Um investidor brasileiro perdeu R$ 315 mil em Bitcoin após cometer um erro básico de segurança digital.
Mesmo utilizando uma carteira de hardware, considerada uma das formas mais seguras de armazenar criptomoedas, ele deixou sua frase de recuperação salva em uma conta do Google.
Assim, ao cair em um golpe de engenharia social, os criminosos conseguiram acesso total aos seus fundos e transferiram os bitcoins para corretoras internacionais. O caso gerou comoção na comunidade cripto e reacendeu o debate sobre boas práticas de segurança digital.
Investidor ignora protocolo básico e perde fortuna em Bitcoin
O episódio aconteceu com um desenvolvedor conhecido como “Cookie”, que relatou o golpe nas redes sociais.
Ele havia armazenado a seed phrase — conjunto de palavras que permite recuperar o acesso à carteira — em uma conta na nuvem. Dessa forma, ao clicar em um link malicioso, os hackers conseguiram acessar as credenciais e roubar os ativos.
Falha humana compromete segurança da carteira Ledger
Embora a carteira Ledger ofereça proteção contra invasões externas, ela não impede que o próprio usuário comprometa sua segurança.
Inclusive, especialistas alertam que guardar a seed phrase online anula completamente a proteção oferecida por esse tipo de dispositivo. Sendo assim, o erro cometido por Cookie foi decisivo para o sucesso do golpe.
Engenharia social e links maliciosos: o golpe por trás do clique
O investidor acreditava estar acessando uma entrevista sobre um jogo que desenvolvia.
No entanto, o link era parte de um golpe sofisticado, semelhante ao que já vitimou outros profissionais do setor. Em resumo, a engenharia social continua sendo uma das armas mais eficazes dos cibercriminosos.

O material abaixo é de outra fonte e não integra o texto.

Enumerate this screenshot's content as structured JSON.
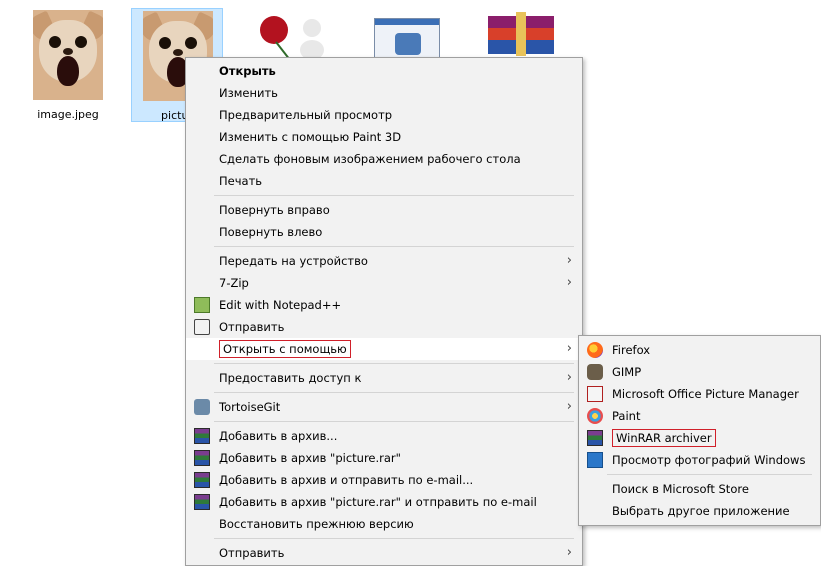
{
  "files": [
    {
      "name": "image.jpeg"
    },
    {
      "name": "pictur"
    },
    {
      "name": ""
    },
    {
      "name": ""
    },
    {
      "name": ""
    }
  ],
  "thumb_text": "Сделать фоновым изображением",
  "menu": {
    "items": [
      {
        "label": "Открыть"
      },
      {
        "label": "Изменить"
      },
      {
        "label": "Предварительный просмотр"
      },
      {
        "label": "Изменить с помощью Paint 3D"
      },
      {
        "label": "Сделать фоновым изображением рабочего стола"
      },
      {
        "label": "Печать"
      },
      {
        "label": "Повернуть вправо"
      },
      {
        "label": "Повернуть влево"
      },
      {
        "label": "Передать на устройство"
      },
      {
        "label": "7-Zip"
      },
      {
        "label": "Edit with Notepad++"
      },
      {
        "label": "Отправить"
      },
      {
        "label": "Открыть с помощью"
      },
      {
        "label": "Предоставить доступ к"
      },
      {
        "label": "TortoiseGit"
      },
      {
        "label": "Добавить в архив..."
      },
      {
        "label": "Добавить в архив \"picture.rar\""
      },
      {
        "label": "Добавить в архив и отправить по e-mail..."
      },
      {
        "label": "Добавить в архив \"picture.rar\" и отправить по e-mail"
      },
      {
        "label": "Восстановить прежнюю версию"
      },
      {
        "label": "Отправить"
      }
    ]
  },
  "submenu": {
    "items": [
      {
        "label": "Firefox"
      },
      {
        "label": "GIMP"
      },
      {
        "label": "Microsoft Office Picture Manager"
      },
      {
        "label": "Paint"
      },
      {
        "label": "WinRAR archiver"
      },
      {
        "label": "Просмотр фотографий Windows"
      },
      {
        "label": "Поиск в Microsoft Store"
      },
      {
        "label": "Выбрать другое приложение"
      }
    ]
  },
  "colors": {
    "highlight_box": "#d0202a",
    "selection": "#cce8ff",
    "menu_bg": "#f2f2f2"
  }
}
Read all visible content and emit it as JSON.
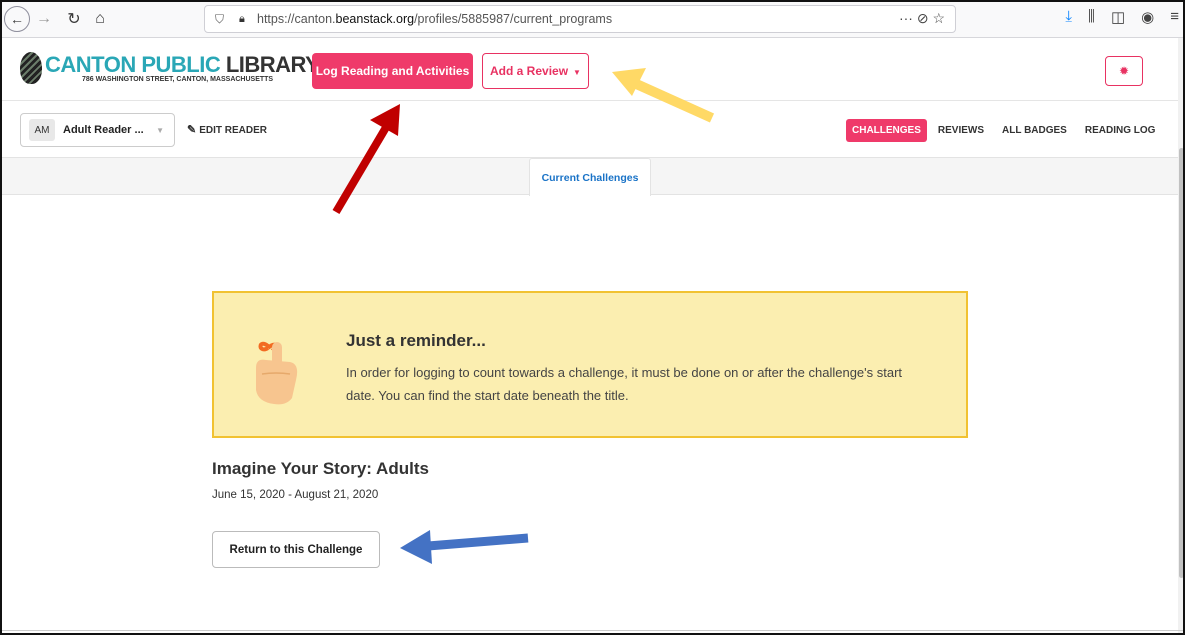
{
  "browser": {
    "url_prefix": "https://canton.",
    "url_domain": "beanstack.org",
    "url_path": "/profiles/5885987/current_programs",
    "url_actions": "··· ⊘ ☆"
  },
  "header": {
    "logo_part1": "CANTON PUBLIC ",
    "logo_part2": "LIBRARY",
    "logo_address": "786 WASHINGTON STREET, CANTON, MASSACHUSETTS",
    "log_button": "Log Reading and Activities",
    "review_button": "Add a Review"
  },
  "subheader": {
    "avatar": "AM",
    "reader_name": "Adult Reader ...",
    "edit_reader": "EDIT READER",
    "tabs": [
      "CHALLENGES",
      "REVIEWS",
      "ALL BADGES",
      "READING LOG"
    ]
  },
  "tab_strip": {
    "current_tab": "Current Challenges"
  },
  "reminder": {
    "title": "Just a reminder...",
    "text": "In order for logging to count towards a challenge, it must be done on or after the challenge's start date. You can find the start date beneath the title."
  },
  "challenge": {
    "title": "Imagine Your Story: Adults",
    "dates": "June 15, 2020 - August 21, 2020",
    "return_button": "Return to this Challenge"
  },
  "colors": {
    "brand_pink": "#ef3a6a",
    "logo_teal": "#2aa7b6",
    "reminder_bg": "#fbeeb0",
    "reminder_border": "#f1c232",
    "arrow_red": "#c00000",
    "arrow_yellow": "#ffd966",
    "arrow_blue": "#4472c4"
  }
}
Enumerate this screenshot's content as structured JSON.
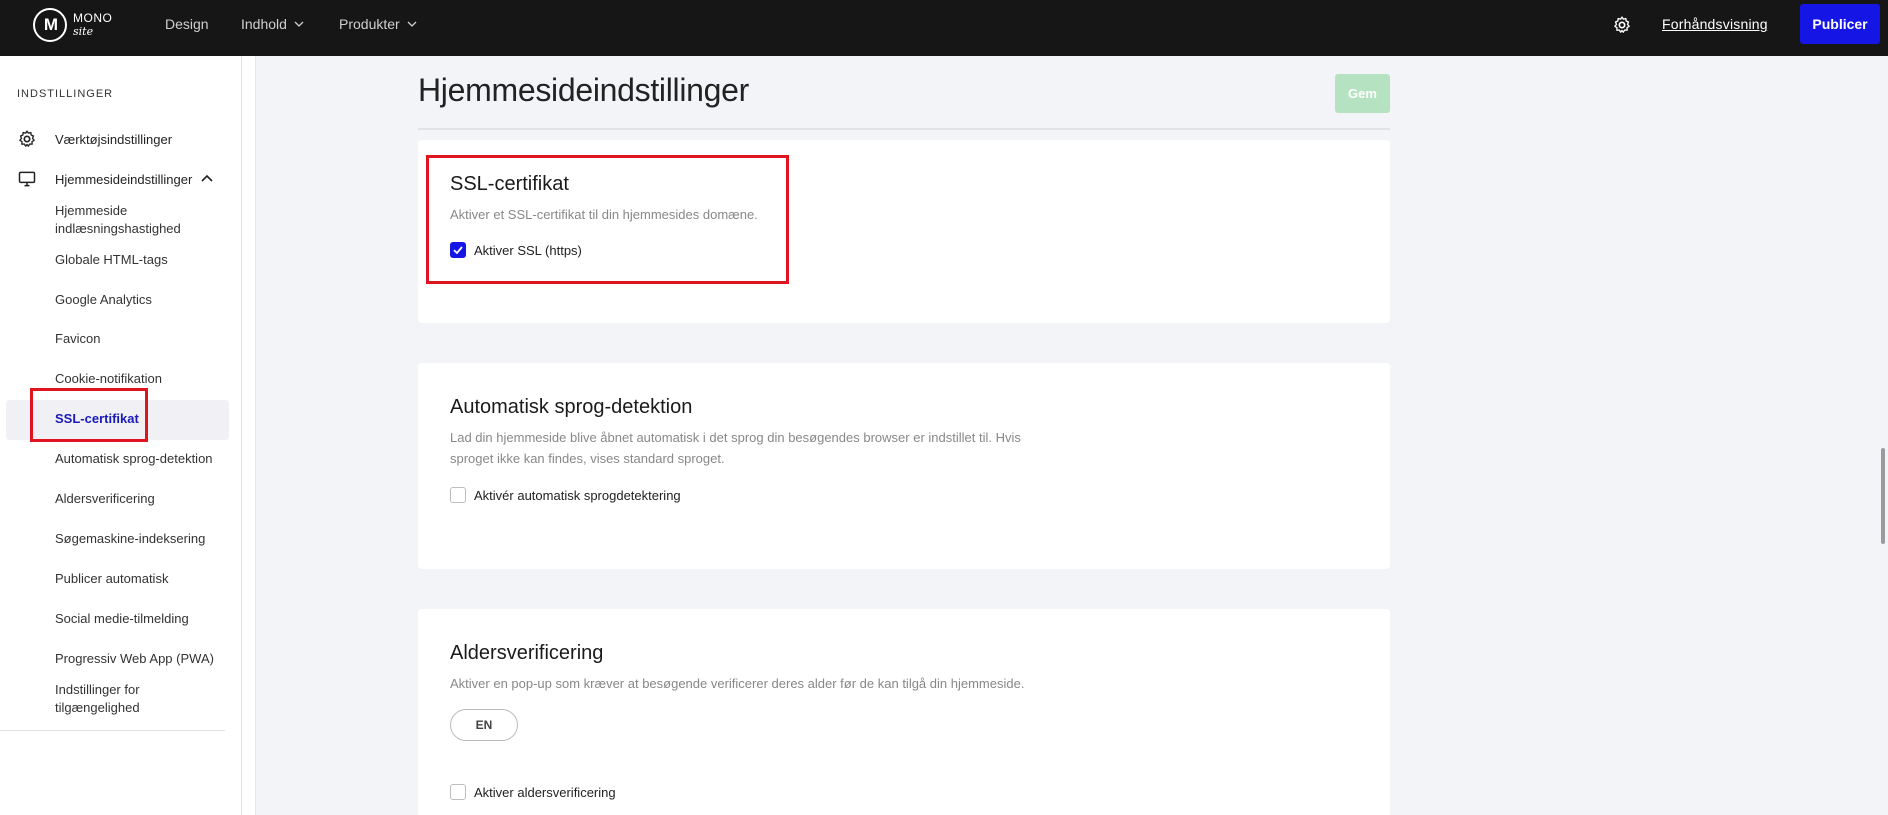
{
  "topbar": {
    "logo_line1": "MONO",
    "logo_line2": "site",
    "nav": [
      {
        "label": "Design"
      },
      {
        "label": "Indhold"
      },
      {
        "label": "Produkter"
      }
    ],
    "preview_label": "Forhåndsvisning",
    "publish_label": "Publicer"
  },
  "sidebar": {
    "heading": "INDSTILLINGER",
    "tools_label": "Værktøjsindstillinger",
    "website_label": "Hjemmesideindstillinger",
    "items": [
      {
        "label": "Hjemmeside indlæsningshastighed"
      },
      {
        "label": "Globale HTML-tags"
      },
      {
        "label": "Google Analytics"
      },
      {
        "label": "Favicon"
      },
      {
        "label": "Cookie-notifikation"
      },
      {
        "label": "SSL-certifikat",
        "active": true
      },
      {
        "label": "Automatisk sprog-detektion"
      },
      {
        "label": "Aldersverificering"
      },
      {
        "label": "Søgemaskine-indeksering"
      },
      {
        "label": "Publicer automatisk"
      },
      {
        "label": "Social medie-tilmelding"
      },
      {
        "label": "Progressiv Web App (PWA)"
      },
      {
        "label": "Indstillinger for tilgængelighed"
      }
    ]
  },
  "page": {
    "title": "Hjemmesideindstillinger",
    "save_label": "Gem"
  },
  "ssl": {
    "title": "SSL-certifikat",
    "description": "Aktiver et SSL-certifikat til din hjemmesides domæne.",
    "checkbox_label": "Aktiver SSL (https)",
    "checked": true
  },
  "lang_detect": {
    "title": "Automatisk sprog-detektion",
    "description": "Lad din hjemmeside blive åbnet automatisk i det sprog din besøgendes browser er indstillet til. Hvis sproget ikke kan findes, vises standard sproget.",
    "checkbox_label": "Aktivér automatisk sprogdetektering",
    "checked": false
  },
  "age": {
    "title": "Aldersverificering",
    "description": "Aktiver en pop-up som kræver at besøgende verificerer deres alder før de kan tilgå din hjemmeside.",
    "language_pill": "EN",
    "checkbox_label": "Aktiver aldersverificering",
    "checked": false
  },
  "colors": {
    "accent": "#1515e6",
    "highlight": "#e0141e",
    "save_disabled": "#b5e2c0"
  }
}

Como evitar golpes com carteiras de hardware
Além de entender o funcionamento das carteiras físicas, é essencial seguir boas práticas de segurança. Dessa forma, o risco de perda de ativos digitais pode ser drasticamente reduzido.
Dicas práticas para proteger suas criptomoedas
- Nunca salve a seed phrase em ambientes online, como Google Drive ou e-mail.
- Armazene a frase de recuperação em papel ou em dispositivos físicos offline.
- Evite clicar em links desconhecidos, mesmo que pareçam confiáveis.
- Use autenticação em dois fatores em todas as contas relacionadas a criptoativos.
- Compre carteiras de hardware apenas de fontes oficiais e confiáveis.
- Atualize regularmente o firmware da carteira para evitar vulnerabilidades.
Comunidade cripto reage e tenta rastrear os fundos
Igualmente, após o roubo, membros da comunidade se mobilizaram para rastrear os bitcoins.
Os fundos foram identificados em corretoras como Binance e Bybit, que podem congelar os ativos mediante ordem judicial. Inclusive, há esperança de recuperação parcial, já que o hacker parece ter agido de forma amadora.
Casos semelhantes mostram padrão de vulnerabilidade
Outros episódios recentes mostram que o erro de Cookie não é isolado. Assim sendo, há um padrão de negligência que precisa ser combatido com educação e conscientização.
Dispositivos adulterados e pegadas digitais expostas
Em outro caso investigado pela Kaspersky, uma carteira de hardware adulterada levou à perda de R$ 145 mil em criptomoedas.
O dispositivo parecia autêntico, mas continha modificações que permitiam o controle total por parte dos criminosos. Por fim, os especialistas recomendam que os usuários verifiquem a procedência dos dispositivos e evitem qualquer forma de armazenamento digital das chaves privadas.
Conclusão: segurança digital exige atenção constante
Em resumo, o caso de Cookie serve como alerta para todos os investidores em criptomoedas. Mesmo com dispositivos seguros, a negligência com detalhes básicos pode resultar em perdas irreversíveis.
Sendo assim, é fundamental adotar práticas rigorosas de segurança e manter-se atualizado sobre os riscos do ambiente digital.